FIGURE 55.4. Nonspecific interstitial pneumonitis in an immunocompromised patient in whom dyspnea and cough developed after thoracic radiation and multiple courses of chemotherapy for Hodgkin lymphoma. Open lung biopsy revealed nonspecific inflammation and fibrosis.
High-dose whole-body irradiation is commonly included in the conditioning regimens that precede bone marrow transplantation in patients with hematologic malignancies. Interstitial pneumonitis is a major complication after bone marrow transplantation, and nearly one fourth of all patients with bone marrow transplants die of this complication. In approximately half of these patients, an infectious agent, particularly cytomegalovirus, is involved.
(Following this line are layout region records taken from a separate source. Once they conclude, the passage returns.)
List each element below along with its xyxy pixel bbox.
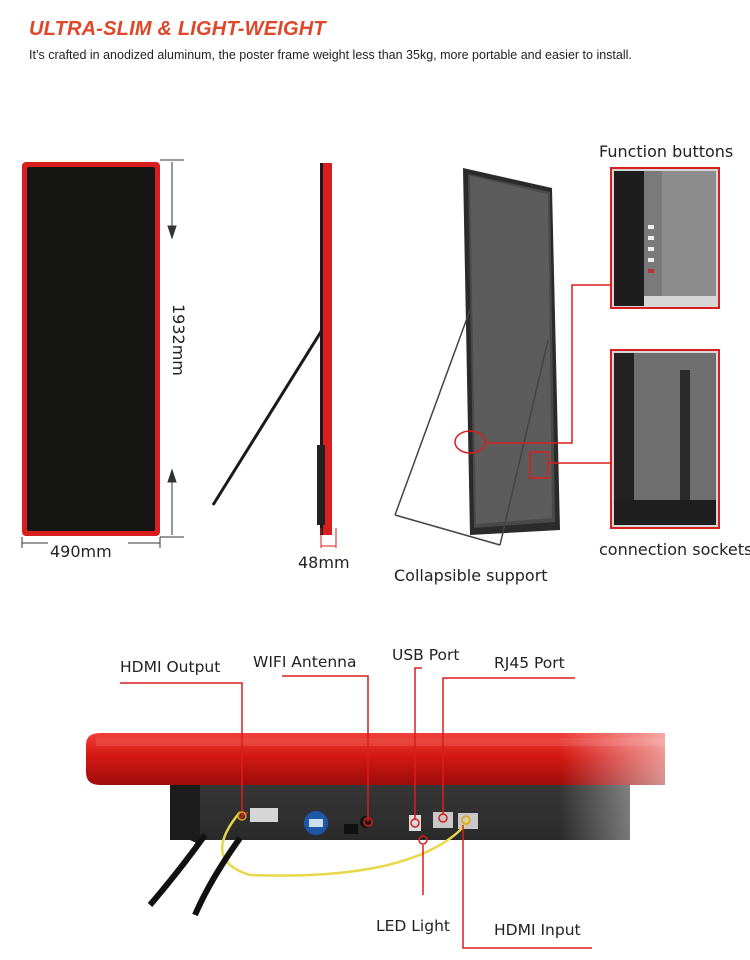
rj45-port-label: RJ45 Port	[494, 654, 565, 672]
width-dimension-line	[21, 537, 161, 548]
port-callout-lines	[120, 667, 592, 949]
height-dimension-line	[160, 159, 184, 538]
side-view	[211, 163, 332, 535]
callout-connectors	[485, 284, 611, 464]
hdmi-input-label: HDMI Input	[494, 921, 581, 939]
function-buttons-label: Function buttons	[599, 142, 734, 161]
hdmi-output-label: HDMI Output	[120, 658, 221, 676]
usb-port-label: USB Port	[392, 646, 460, 664]
function-buttons-zoom	[610, 167, 720, 309]
ports-detail	[86, 720, 750, 917]
depth-label: 48mm	[298, 553, 350, 572]
connection-sockets-label: connection sockets	[599, 540, 750, 559]
height-label: 1932mm	[169, 304, 188, 376]
led-light-label: LED Light	[376, 917, 450, 935]
page-subtitle: It’s crafted in anodized aluminum, the p…	[29, 48, 632, 62]
collapsible-support-label: Collapsible support	[394, 566, 548, 585]
perspective-view	[394, 168, 560, 546]
page-title: ULTRA-SLIM & LIGHT-WEIGHT	[29, 18, 326, 40]
depth-dimension-line	[320, 528, 337, 548]
width-label: 490mm	[50, 542, 112, 561]
wifi-antenna-label: WIFI Antenna	[253, 653, 357, 671]
connection-sockets-zoom	[610, 349, 720, 529]
front-view-panel	[22, 162, 160, 536]
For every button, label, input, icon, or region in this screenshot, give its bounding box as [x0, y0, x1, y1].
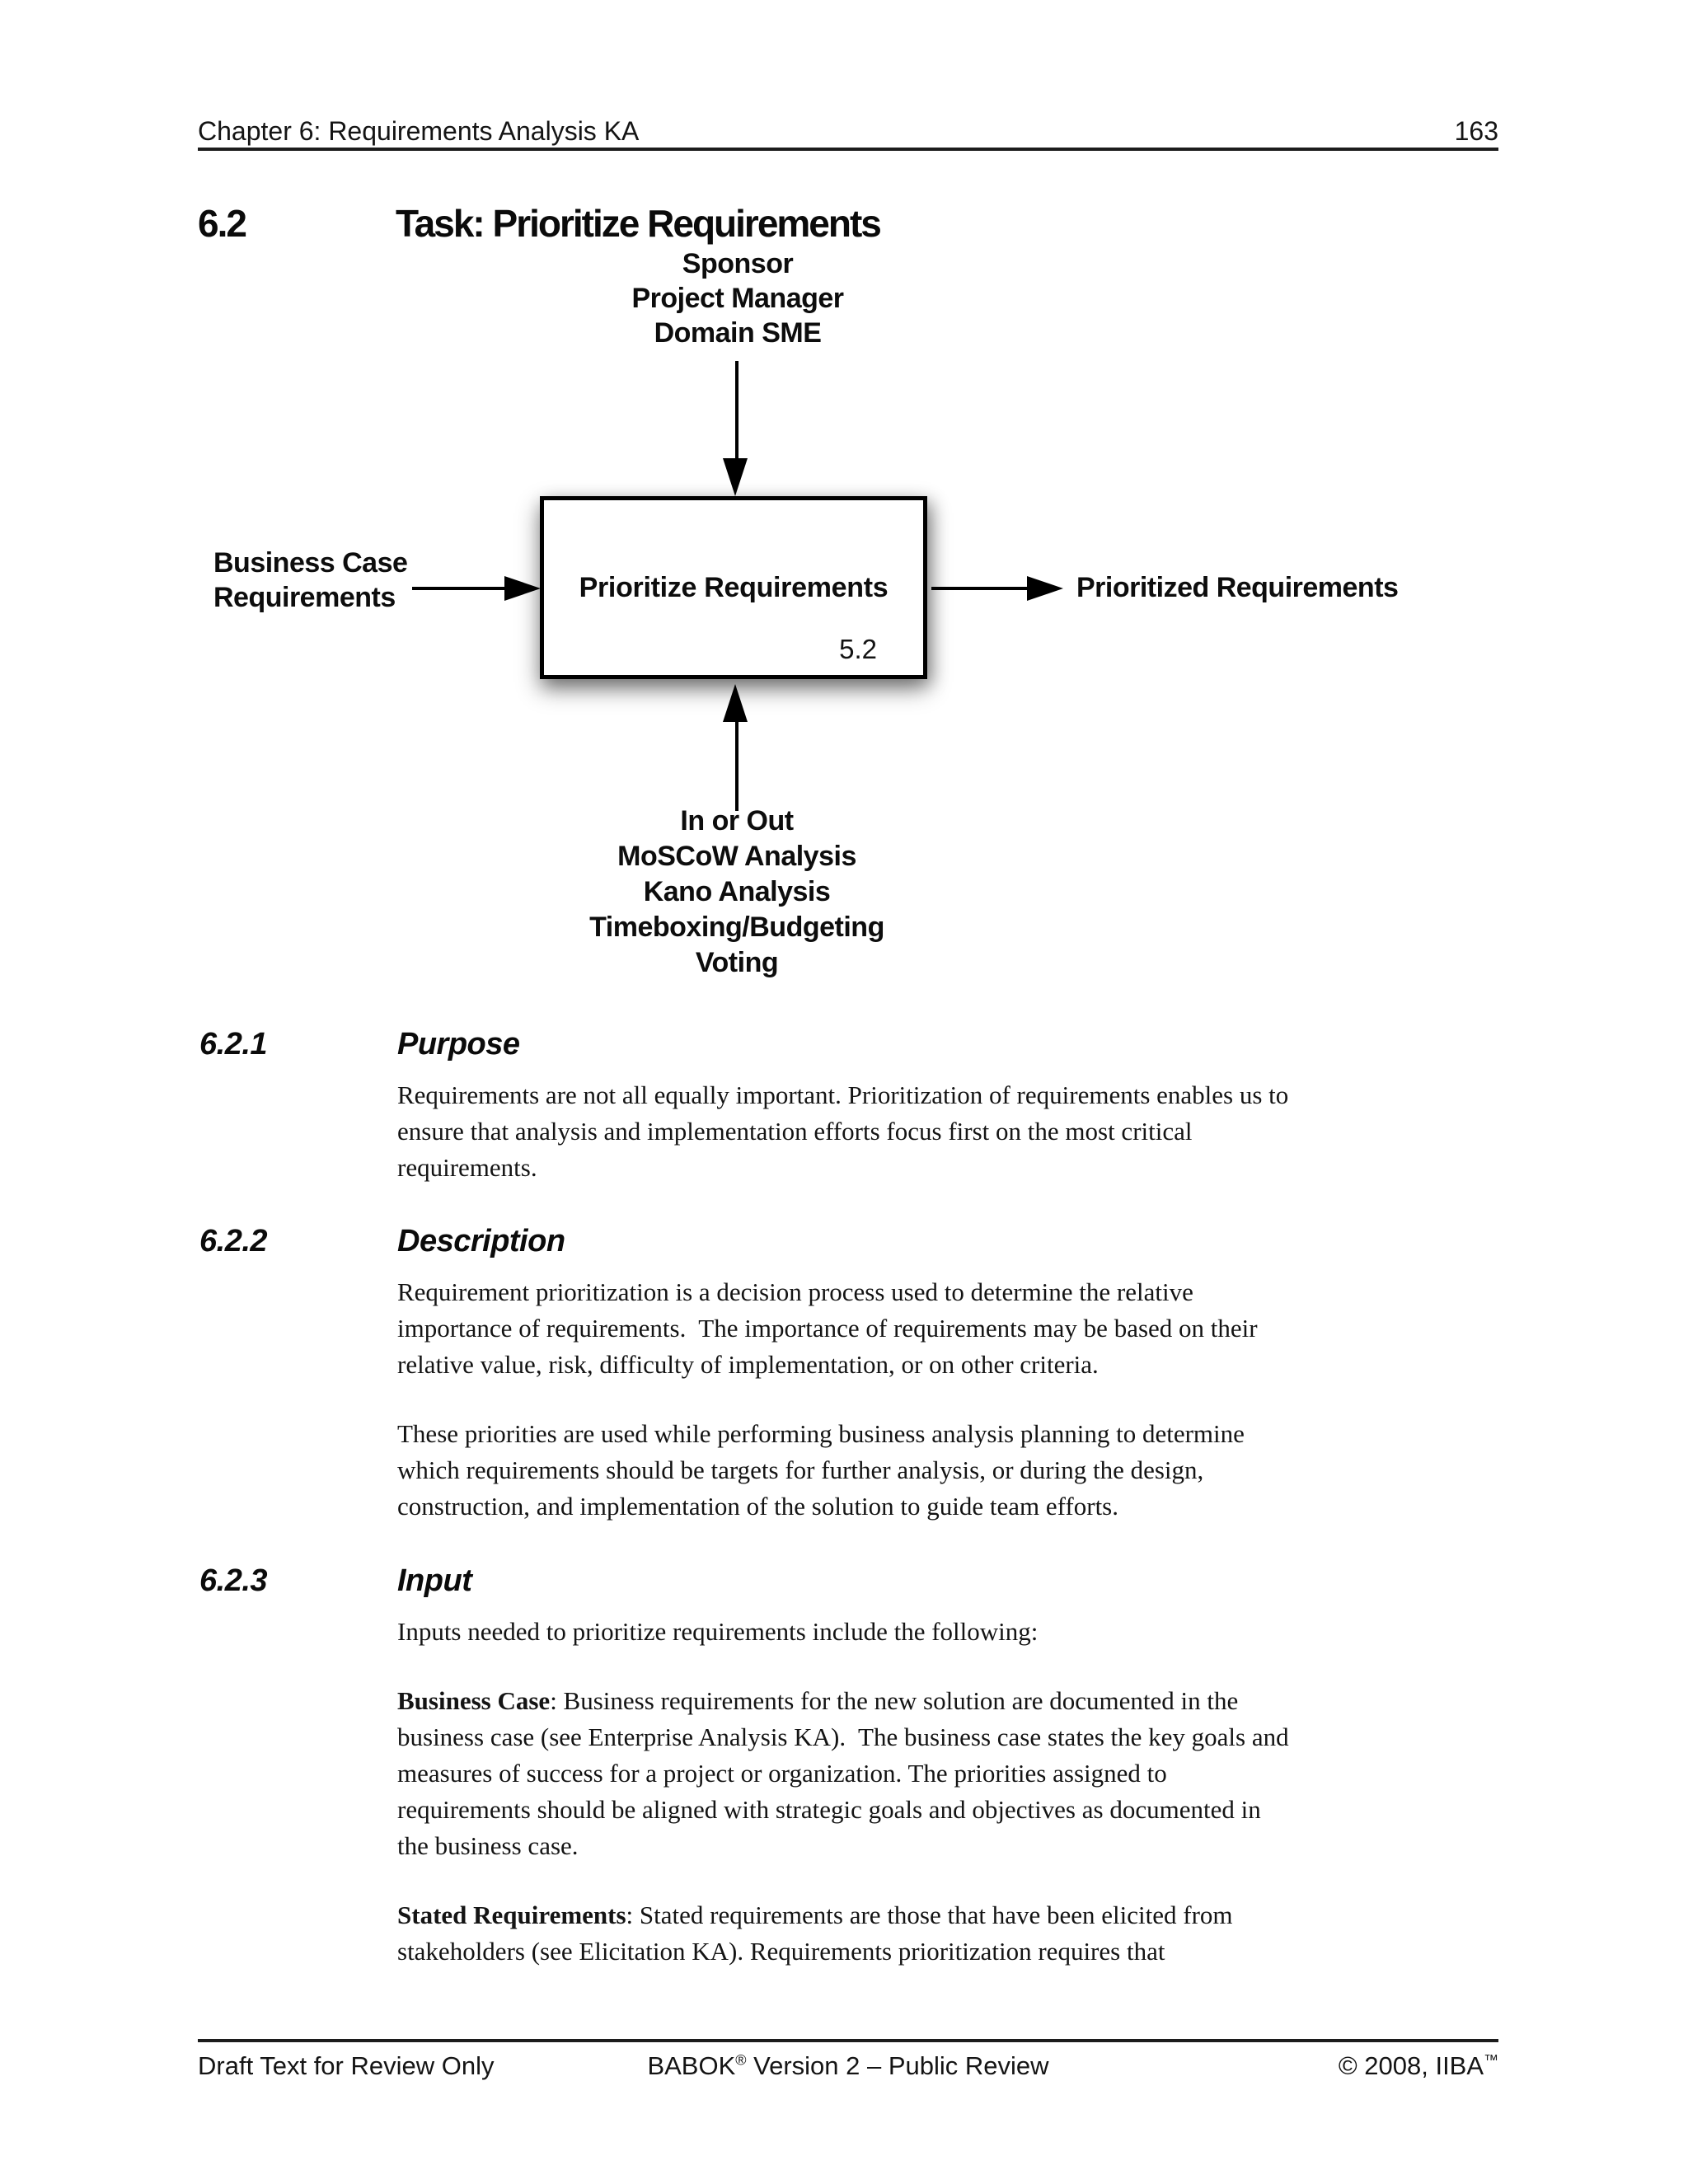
- input-label-line: Requirements: [213, 582, 396, 613]
- technique-label: Kano Analysis: [643, 876, 831, 907]
- page-header: Chapter 6: Requirements Analysis KA 163: [198, 110, 1498, 147]
- arrow-line-output: [931, 587, 1030, 590]
- arrow-line-input: [412, 587, 509, 590]
- footer-copyright: © 2008, IIBA™: [1116, 2051, 1498, 2081]
- process-box-title: Prioritize Requirements: [579, 571, 889, 603]
- arrow-right-icon-output: [1027, 576, 1063, 601]
- main-section-title: Task: Prioritize Requirements: [396, 202, 882, 245]
- section-number: 6.2.1: [199, 1027, 268, 1062]
- section-body: Inputs needed to prioritize requirements…: [397, 1614, 1551, 1970]
- arrow-line-top: [735, 361, 738, 460]
- footer-rule: [198, 2039, 1498, 2042]
- technique-label: Timeboxing/Budgeting: [589, 912, 884, 943]
- diagram-output-label: Prioritized Requirements: [1076, 572, 1399, 603]
- paragraph: These priorities are used while performi…: [397, 1416, 1551, 1525]
- registered-mark: ®: [735, 2051, 747, 2069]
- paragraph: Inputs needed to prioritize requirements…: [397, 1614, 1551, 1650]
- header-rule: [198, 148, 1498, 151]
- technique-label: Voting: [695, 947, 779, 978]
- arrow-right-icon-input: [504, 576, 541, 601]
- paragraph: Requirements are not all equally importa…: [397, 1077, 1551, 1186]
- section-title: Input: [397, 1563, 472, 1598]
- page-number: 163: [1454, 116, 1498, 146]
- main-section-heading: 6.2 Task: Prioritize Requirements: [198, 201, 882, 246]
- section-title: Description: [397, 1224, 565, 1258]
- section-heading: 6.2.2 Description: [199, 1221, 1551, 1261]
- paragraph-text: These priorities are used while performi…: [397, 1419, 1245, 1521]
- input-label-line: Business Case: [213, 547, 408, 579]
- paragraph-lead: Business Case: [397, 1686, 551, 1715]
- section-heading: 6.2.1 Purpose: [199, 1024, 1551, 1064]
- footer-document-title: BABOK® Version 2 – Public Review: [580, 2051, 1116, 2081]
- process-box: Prioritize Requirements 5.2: [540, 496, 927, 679]
- paragraph: Requirement prioritization is a decision…: [397, 1274, 1551, 1383]
- technique-label: MoSCoW Analysis: [617, 841, 856, 872]
- page-footer: Draft Text for Review Only BABOK® Versio…: [198, 2051, 1498, 2081]
- paragraph-text: : Stated requirements are those that hav…: [397, 1900, 1233, 1966]
- trademark-mark: ™: [1484, 2051, 1499, 2069]
- arrow-line-bottom: [735, 720, 738, 811]
- copyright-text: © 2008, IIBA: [1338, 2051, 1484, 2080]
- paragraph-text: : Business requirements for the new solu…: [397, 1686, 1289, 1860]
- process-box-number: 5.2: [839, 634, 877, 664]
- paragraph-text: Requirements are not all equally importa…: [397, 1080, 1289, 1182]
- section-body: Requirement prioritization is a decision…: [397, 1274, 1551, 1525]
- paragraph-lead: Stated Requirements: [397, 1900, 626, 1929]
- paragraph: Business Case: Business requirements for…: [397, 1683, 1551, 1864]
- footer-draft-note: Draft Text for Review Only: [198, 2051, 495, 2080]
- footer-babok: BABOK: [647, 2051, 736, 2080]
- section-title: Purpose: [397, 1027, 520, 1062]
- paragraph-text: Inputs needed to prioritize requirements…: [397, 1617, 1039, 1646]
- running-header-chapter: Chapter 6: Requirements Analysis KA: [198, 116, 640, 146]
- arrow-up-icon: [723, 684, 748, 722]
- paragraph-text: Requirement prioritization is a decision…: [397, 1277, 1258, 1379]
- footer-version: Version 2 – Public Review: [746, 2051, 1049, 2080]
- stakeholder-label: Domain SME: [654, 317, 822, 349]
- section-heading: 6.2.3 Input: [199, 1561, 1551, 1601]
- technique-label: In or Out: [680, 805, 794, 837]
- arrow-down-icon: [723, 458, 748, 496]
- stakeholder-label: Project Manager: [631, 283, 844, 314]
- section-body: Requirements are not all equally importa…: [397, 1077, 1551, 1186]
- stakeholder-label: Sponsor: [682, 248, 794, 279]
- section-number: 6.2.2: [199, 1224, 268, 1258]
- main-section-number: 6.2: [198, 202, 247, 245]
- section-number: 6.2.3: [199, 1563, 268, 1598]
- paragraph: Stated Requirements: Stated requirements…: [397, 1897, 1551, 1970]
Additional factors, such as remission-induction chemotherapy, cyclophosphamide, methotrexate, cyclosporine, and graft versus host disease, combine to cause interstitial lung disease in these patients.
Lymphocytic Interstitial Pneumonitis
The differential diagnosis of lymphocytic interstitial pneumonitis is discussed in Chapter 24
. In immunocompromised patients, the causes of lymphocytic interstitial pneumonitis include HIV infection (see Chapter 18
), other viral infections, graft versus host disease, and agammaglobulinemia. Because many of the diseases associated with lymphocytic interstitial pneumonitis are forms of lymphoma, immunocompromised patients with lymphocytic interstitial pneumonitis should be closely observed to detect possible lymphoproliferative disease.